Assis au premier plan : Edmond Maître (1839-1898), musicien, amateur d'art, lettré, ami intime de Fantin-Latour qui l'a fait aussi figurer dans Un atelier aux Batignolles.
Debout derrière lui : Antoine Lascoux (mort en 1906), magistrat, grand wagnérien, qui organisait chez lui des soirées musicales connues sous le nom de “ Petit Bayreuth ” et qui appuya efficacement Edouard Dujardin quand celui-ci lança en 1885 la Revue wagnérienne.
A droite, une cigarette à la main on reconnaît Vincent d'Indy (1851-1931), élève de César Franck et compositeur de nombreuses œuvres de musique de chambre et pièces pour orchestre : Wallenstein (1873-1880), Symphonie sur un chant montagnard français (1886) ; d’opéras : Fervaal (1897), L'Etranger (1903). En 1894, il fonda, avec Charles Bordes et Alexandre Guilmant la Schola Cantorum (1894). Enfin, assis à droite se tient Amédée Pigeon, romancier, critique d'art, journaliste au Figaro où il suivait le courrier d'Allemagne ; auteur de L'Allemagne de M. de Bismarck (1885).
En baptisant ce tableau “ Les Wagnéristes ” le public ne s’était pas trompé. Depuis 1877, Fantin exposait au Salon des lithographies inspirées d'œuvres de Wagner ; et les amis réunis autour du piano avaient, comme lui, une vive admiration pour le maître de Bayreuth. En 1876, Fantin, Benoît, d'Indy et Lascoux faisaient partie de la cinquantaine de Français qui assistèrent au premier festival de Bayreuth. Tous se retrouvaient régulièrement aux séances musicales organisées par le peintre ou par Antoine Lascoux, chez qui ils découvraient des pages de Wagner transcrites pour piano ou petit orchestre, faute de pouvoir les entendre à l'Opéra et même au concert.

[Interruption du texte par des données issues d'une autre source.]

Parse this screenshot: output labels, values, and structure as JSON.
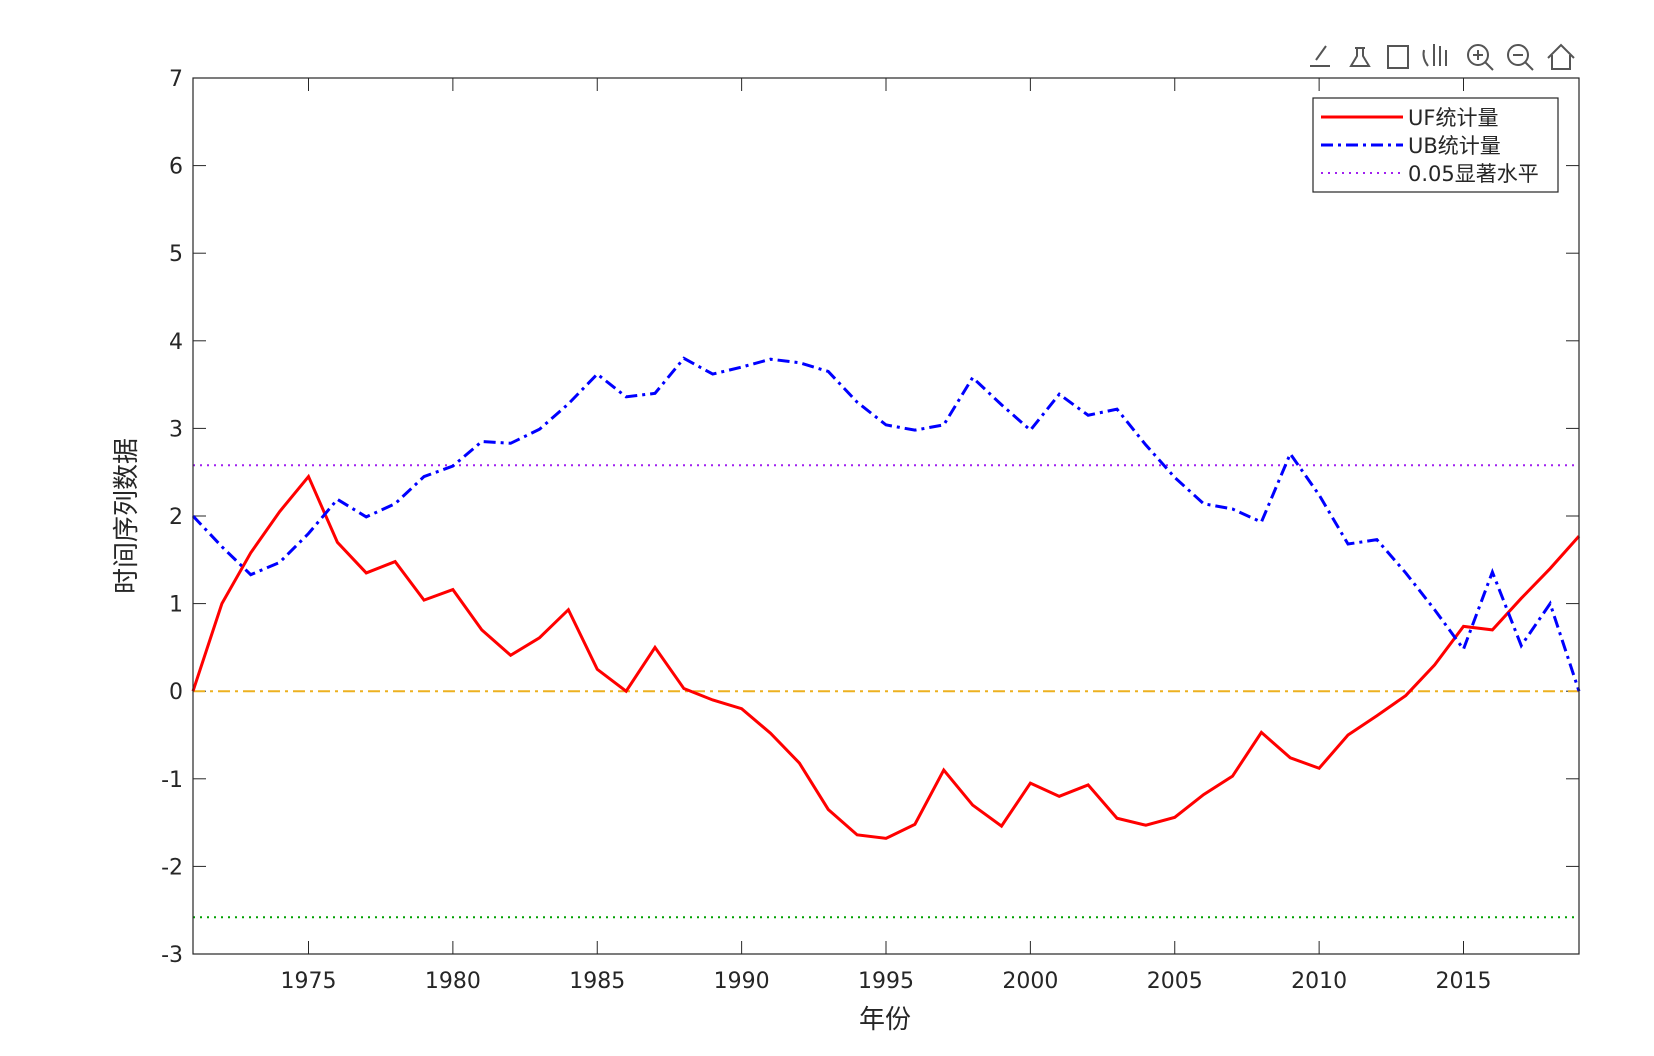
{
  "chart_data": {
    "type": "line",
    "xlabel": "年份",
    "ylabel": "时间序列数据",
    "x": [
      1971,
      1972,
      1973,
      1974,
      1975,
      1976,
      1977,
      1978,
      1979,
      1980,
      1981,
      1982,
      1983,
      1984,
      1985,
      1986,
      1987,
      1988,
      1989,
      1990,
      1991,
      1992,
      1993,
      1994,
      1995,
      1996,
      1997,
      1998,
      1999,
      2000,
      2001,
      2002,
      2003,
      2004,
      2005,
      2006,
      2007,
      2008,
      2009,
      2010,
      2011,
      2012,
      2013,
      2014,
      2015,
      2016,
      2017,
      2018,
      2019
    ],
    "series": [
      {
        "name": "UF统计量",
        "color": "#ff0000",
        "style": "solid",
        "values": [
          0,
          1.0,
          1.58,
          2.05,
          2.45,
          1.7,
          1.35,
          1.48,
          1.04,
          1.16,
          0.7,
          0.41,
          0.61,
          0.93,
          0.25,
          0.0,
          0.5,
          0.03,
          -0.1,
          -0.2,
          -0.48,
          -0.82,
          -1.35,
          -1.64,
          -1.68,
          -1.52,
          -0.9,
          -1.3,
          -1.54,
          -1.05,
          -1.2,
          -1.07,
          -1.45,
          -1.53,
          -1.44,
          -1.18,
          -0.97,
          -0.47,
          -0.76,
          -0.88,
          -0.5,
          -0.28,
          -0.05,
          0.3,
          0.74,
          0.7,
          1.06,
          1.4,
          1.77
        ]
      },
      {
        "name": "UB统计量",
        "color": "#0000ff",
        "style": "dashdot",
        "values": [
          2.0,
          1.65,
          1.33,
          1.47,
          1.8,
          2.19,
          1.99,
          2.14,
          2.45,
          2.57,
          2.85,
          2.83,
          2.99,
          3.28,
          3.62,
          3.36,
          3.4,
          3.8,
          3.62,
          3.7,
          3.79,
          3.75,
          3.65,
          3.3,
          3.04,
          2.98,
          3.04,
          3.58,
          3.27,
          2.98,
          3.39,
          3.15,
          3.22,
          2.81,
          2.44,
          2.14,
          2.08,
          1.93,
          2.71,
          2.24,
          1.68,
          1.73,
          1.35,
          0.93,
          0.48,
          1.36,
          0.52,
          1.0,
          0.0
        ]
      }
    ],
    "hlines": [
      {
        "name": "0.05显著水平",
        "value": 2.58,
        "color": "#a020f0",
        "style": "dotted"
      },
      {
        "value": -2.58,
        "color": "#00a000",
        "style": "dotted"
      },
      {
        "value": 0,
        "color": "#edb120",
        "style": "dashdot"
      }
    ],
    "xlim": [
      1971,
      2019
    ],
    "xticks": [
      1975,
      1980,
      1985,
      1990,
      1995,
      2000,
      2005,
      2010,
      2015
    ],
    "ylim": [
      -3,
      7
    ],
    "yticks": [
      -3,
      -2,
      -1,
      0,
      1,
      2,
      3,
      4,
      5,
      6,
      7
    ],
    "legend": "upper right"
  }
}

Car l'Opéra de Paris reste fermé à Wagner ; et en 1887, alors qu'un incident de frontière détériore les relations franco-allemandes, Lamoureux, sous la pression de la rue, doit interrompre les représentations de Lohengrin qu'il a monté à l'Eden Théâtre. L'antiwagnérisme devient un des chevaux de bataille du boulangisme. En 1891 encore, une grande manifestation, se terminant par mille arrestations, salue la première de l'œuvre au palais Garnier. Mais le spectacle continue, et les autres drames du compositeur vont entrer à l'Opéra. Wagner triomphe, définitivement. “ En Allemagne, Wagner n'est qu'un malentendu, écrivait Nietzsche en 1888. Paris, le siège de la culture la plus spirituelle et la plus raffinée d'Europe, est le vrai terrain qui lui convient. ” Du reste, Wagner lui-même estimait que nul mieux que les Français n'avaient compris son œuvre, ajoutant que “ c'était peut-être la preuve du caractère profondément humain de son art, dans lequel des étrangers et des Allemands peu clairvoyants n'avaient voulu voir qu'une tendance étroitement nationale ”.
Martine KAHANE et Nicole WILD Wagner et la France Paris, Herscher, 1983.